Frasson foi condenado por feminicídio, fraude processual e homicídio qualificado. Recebeu a pena máxima, de 30 anos de reclusão, e perdeu o cargo de policial e o poder familiar.
O ex-marido da médica Milena Gottardi também teve seus bens bloqueados pela Justiça estadual nessa semana. Mesmo sendo o mandante do assassinato da esposa, Hilário Frasson tem direito a 50% dos bens de Milena, incluindo a herança que ela recebeu do pai.

Com a morte da médica, 50% de seu patrimônio deverá ser dividido em 50% para Hilário e 50% para as duas filhas, do casal, que hoje têm 5 e 13 anos.

A decisão é do juiz da Primeira Vara Criminal de Vitória, no último domingo (29), que atendeu o recurso apresentado pela família da vítima.
“Em razão do covarde crime praticado por Hilário, foi pedido o bloqueio de seus bens”, explicou o advogado da família, Renan Sales. “É um absurdo um homem matar a esposa e, em razão do regime de comunhão de bens, ter direito à sua herança”, concluiu.
Foram bloqueados os seguintes bens:
- 50% do apartamento localizado na Praia do Canto
- 25% do terreno do sítio Três Irmãos, situado em Ibiraçu
- 25% do terreno rural situado em Ibiraçu
- 25% do terreno urbano situado em Fundão.

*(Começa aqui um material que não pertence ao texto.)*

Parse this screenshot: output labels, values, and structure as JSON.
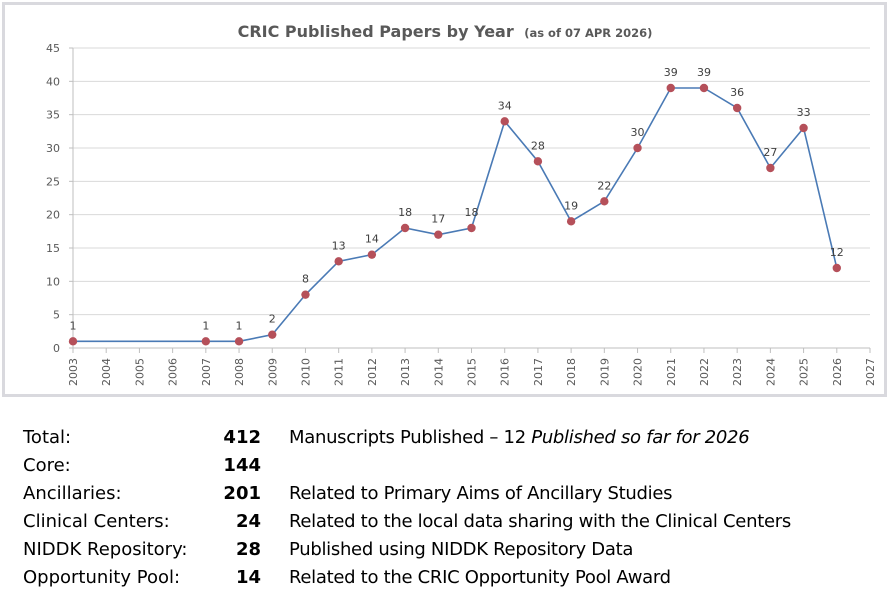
{
  "chart_data": {
    "type": "line",
    "title": "CRIC Published Papers by Year",
    "subtitle": "(as of 07 APR 2026)",
    "xlabel": "",
    "ylabel": "",
    "x_ticks": [
      "2003",
      "2004",
      "2005",
      "2006",
      "2007",
      "2008",
      "2009",
      "2010",
      "2011",
      "2012",
      "2013",
      "2014",
      "2015",
      "2016",
      "2017",
      "2018",
      "2019",
      "2020",
      "2021",
      "2022",
      "2023",
      "2024",
      "2025",
      "2026",
      "2027"
    ],
    "xlim": [
      2003,
      2027
    ],
    "ylim": [
      0,
      45
    ],
    "y_ticks": [
      0,
      5,
      10,
      15,
      20,
      25,
      30,
      35,
      40,
      45
    ],
    "grid": true,
    "legend": "none",
    "series": [
      {
        "name": "Published Papers",
        "x": [
          2003,
          2007,
          2008,
          2009,
          2010,
          2011,
          2012,
          2013,
          2014,
          2015,
          2016,
          2017,
          2018,
          2019,
          2020,
          2021,
          2022,
          2023,
          2024,
          2025,
          2026
        ],
        "values": [
          1,
          1,
          1,
          2,
          8,
          13,
          14,
          18,
          17,
          18,
          34,
          28,
          19,
          22,
          30,
          39,
          39,
          36,
          27,
          33,
          12
        ],
        "line_color": "#4a7ab5",
        "marker_color": "#b5505a"
      }
    ]
  },
  "summary": {
    "rows": [
      {
        "label": "Total:",
        "value": "412",
        "desc": "Manuscripts Published – 12 ",
        "desc_italic": "Published so far for 2026"
      },
      {
        "label": "Core:",
        "value": "144",
        "desc": "",
        "desc_italic": ""
      },
      {
        "label": "Ancillaries:",
        "value": "201",
        "desc": "Related to Primary Aims of Ancillary Studies",
        "desc_italic": ""
      },
      {
        "label": "Clinical Centers:",
        "value": "24",
        "desc": "Related to the local data sharing with the Clinical Centers",
        "desc_italic": ""
      },
      {
        "label": "NIDDK Repository:",
        "value": "28",
        "desc": "Published using NIDDK Repository Data",
        "desc_italic": ""
      },
      {
        "label": "Opportunity Pool:",
        "value": "14",
        "desc": "Related to the CRIC Opportunity Pool Award",
        "desc_italic": ""
      }
    ]
  }
}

Os seis condenados, além da prisão, terão de indenizar, juntos, a família de Milena Gottardi em R$700 mil. De acordo com o Ministério Público Estadual, o motivo do crime foi porque Frasson não aceitava a separação, nutrindo nele um “sentimento de ódio” contra a ex-mulher.
Milena era casada há 13 anos com Hilário Frasson, com quem tinha duas filhas, na época do crime: uma com 9 anos, e outra com 1 ano e 10 meses. Deixou registrada em cartório uma carta, relatando medos e angústias do que poderia vir a acontecer no caso de uma separação.